Another possible reason for fewer side-by-sides in the secondary market is that the growth in vehicle sales is still relatively recent. Reno, Nev.-based ThunderRoad Financial has been lending side-by-side for about two and a half years, spurred by dealer demand, so those initial loans may not have completed their terms.
“We don’t see a whole lot on the trade-in cycle because [the vehicles are] not old enough yet,” Mercier said. “Usual trade-in cycle is between 30 to 36 months. Well, if you look back, some of the RZRs have only been around just a few years, so maybe they haven’t made it into that trade-in cycle for the newest model.”
With the terms nearing an end, it’s likely that more side-by-sides will begin to arrive in the secondary market.
The cost of repossessions
While it’s likely that repossessions for side-by-sides are not a frequent occurrence for lenders, there is a possibility that lenders are choosing to charge-off the loan rather than go through the expense of repossession.
On average, repossessions on powersports vehicles are more expensive than other vehicle asset types at Primeritus Financial Services, a recovery management company that handles automobiles and powersports, Vice President of Business Development Jessica Rosselli told PSF.
“The cost is going to vary based on a couple of factors,” Rosselli said. “Powersports, in general, are a bit higher of a recovery fee, and that’s going to be based on not only the location [of the recovery], but what agents we’re utilizing as well.”
For instance, the rate might be higher if the vehicle is located in a mountain region compared with a suburban area. Primeritus has not seen a significant change to its side-by-side repo rate since vehicle sales began to rise.
If lenders are opting to avoid the repo expense, then the consequences are that “charge-off rates get higher, it’s going to make folks either stop lending or choose to increase rates when, if we just treated [side-by-sides] like we would a car or a motorcycle, the performance would be as good or better on the back end,” NPA’s Altieri said.
However, Rosselli finds it unlikely that lenders would take the charge-off because the balance on the vehicles is typically higher.
“In general, side-by-sides are a higher balanced powersport unit,” Rosselli said. “They would want to recover them and not have a charge-off that was full balance with collateral attached to it.
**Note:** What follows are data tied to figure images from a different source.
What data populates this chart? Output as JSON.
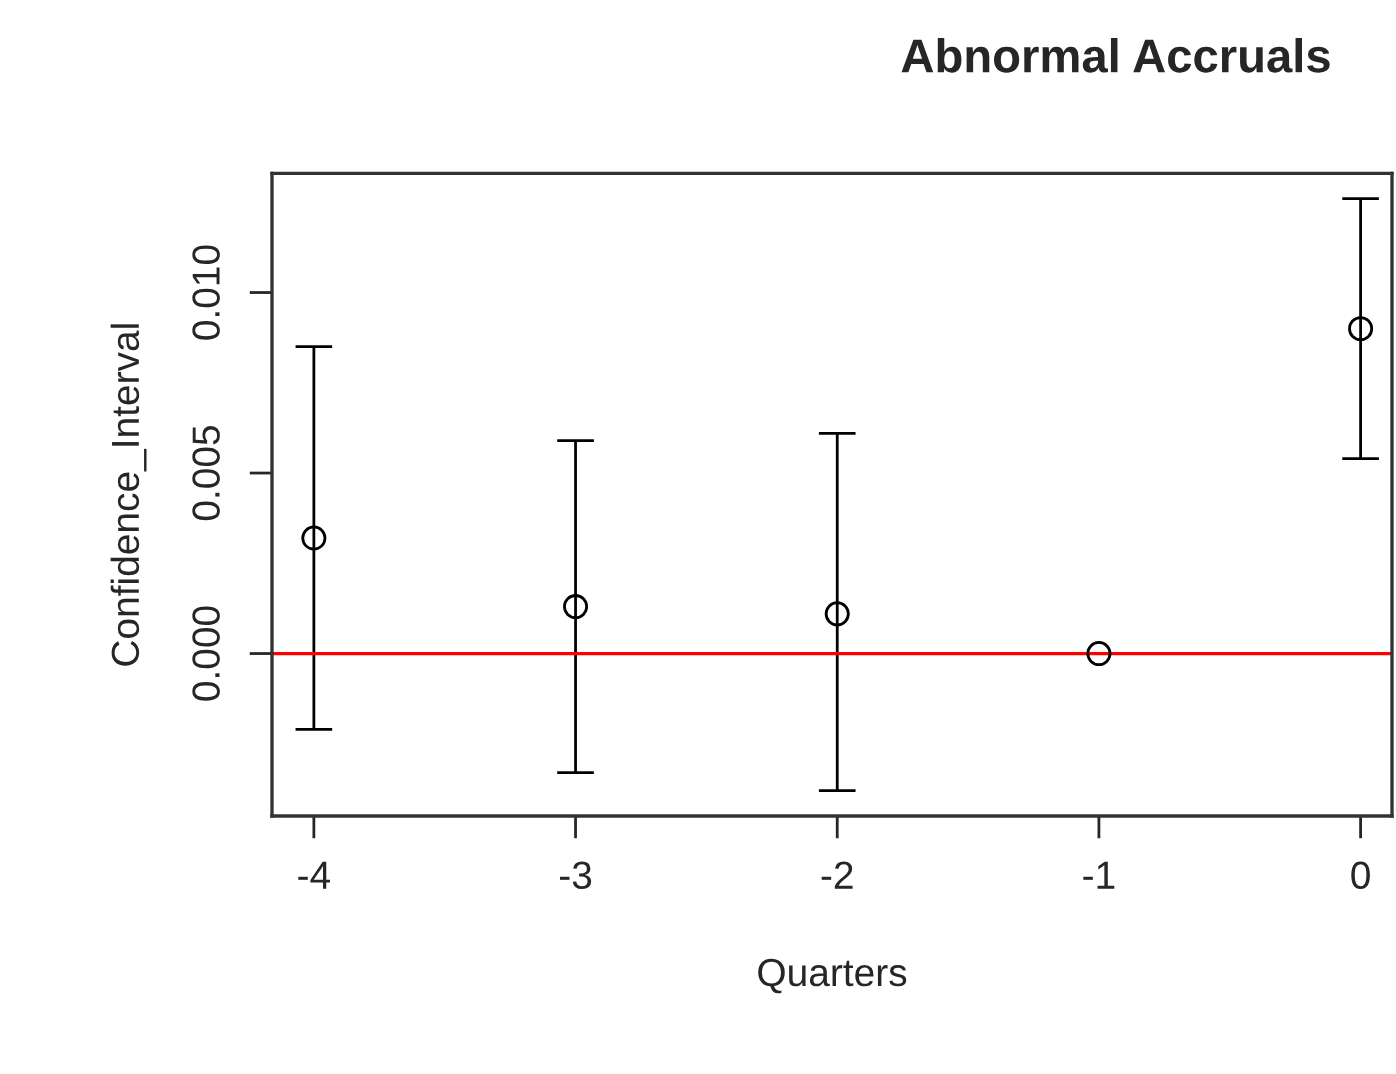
{
  "chart_data": {
    "type": "scatter",
    "title": "Abnormal Accruals",
    "xlabel": "Quarters",
    "ylabel": "Confidence_Interval",
    "x": [
      -4,
      -3,
      -2,
      -1,
      0
    ],
    "series": [
      {
        "color": "#000000",
        "values": [
          0.0032,
          0.0013,
          0.0011,
          0.0,
          0.009
        ],
        "errors": [
          [
            -0.0021,
            0.0085
          ],
          [
            -0.0033,
            0.0059
          ],
          [
            -0.0038,
            0.0061
          ],
          null,
          [
            0.0054,
            0.0126
          ]
        ]
      }
    ],
    "marker": "circle",
    "xlim": [
      -4.16,
      0.12
    ],
    "xticks": [
      -4,
      -3,
      -2,
      -1,
      0
    ],
    "ylim": [
      -0.0045,
      0.0133
    ],
    "yticks": [
      {
        "value": 0,
        "label": "0.000"
      },
      {
        "value": 0.005,
        "label": "0.005"
      },
      {
        "value": 0.01,
        "label": "0.010"
      }
    ],
    "ref_lines": [
      {
        "axis": "y",
        "value": 0,
        "color": "#ff0000"
      }
    ],
    "grid": false,
    "legend": false
  }
}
The recovery is more costly than an automobile, however, it still justifies recovering. I would assume that most of these vehicles are probably around $20,000 to $30,000 balances, especially if there is new inventory rolling through.”
To 2020 and beyond
While side-by-sides may not be hitting the secondary market in large waves, it’s a market that seems poised to grow. As sales at OEMs continue to grow and consumers become more interested in the vehicles, 2020 may be the year to keep an eye on the used side-by-side market.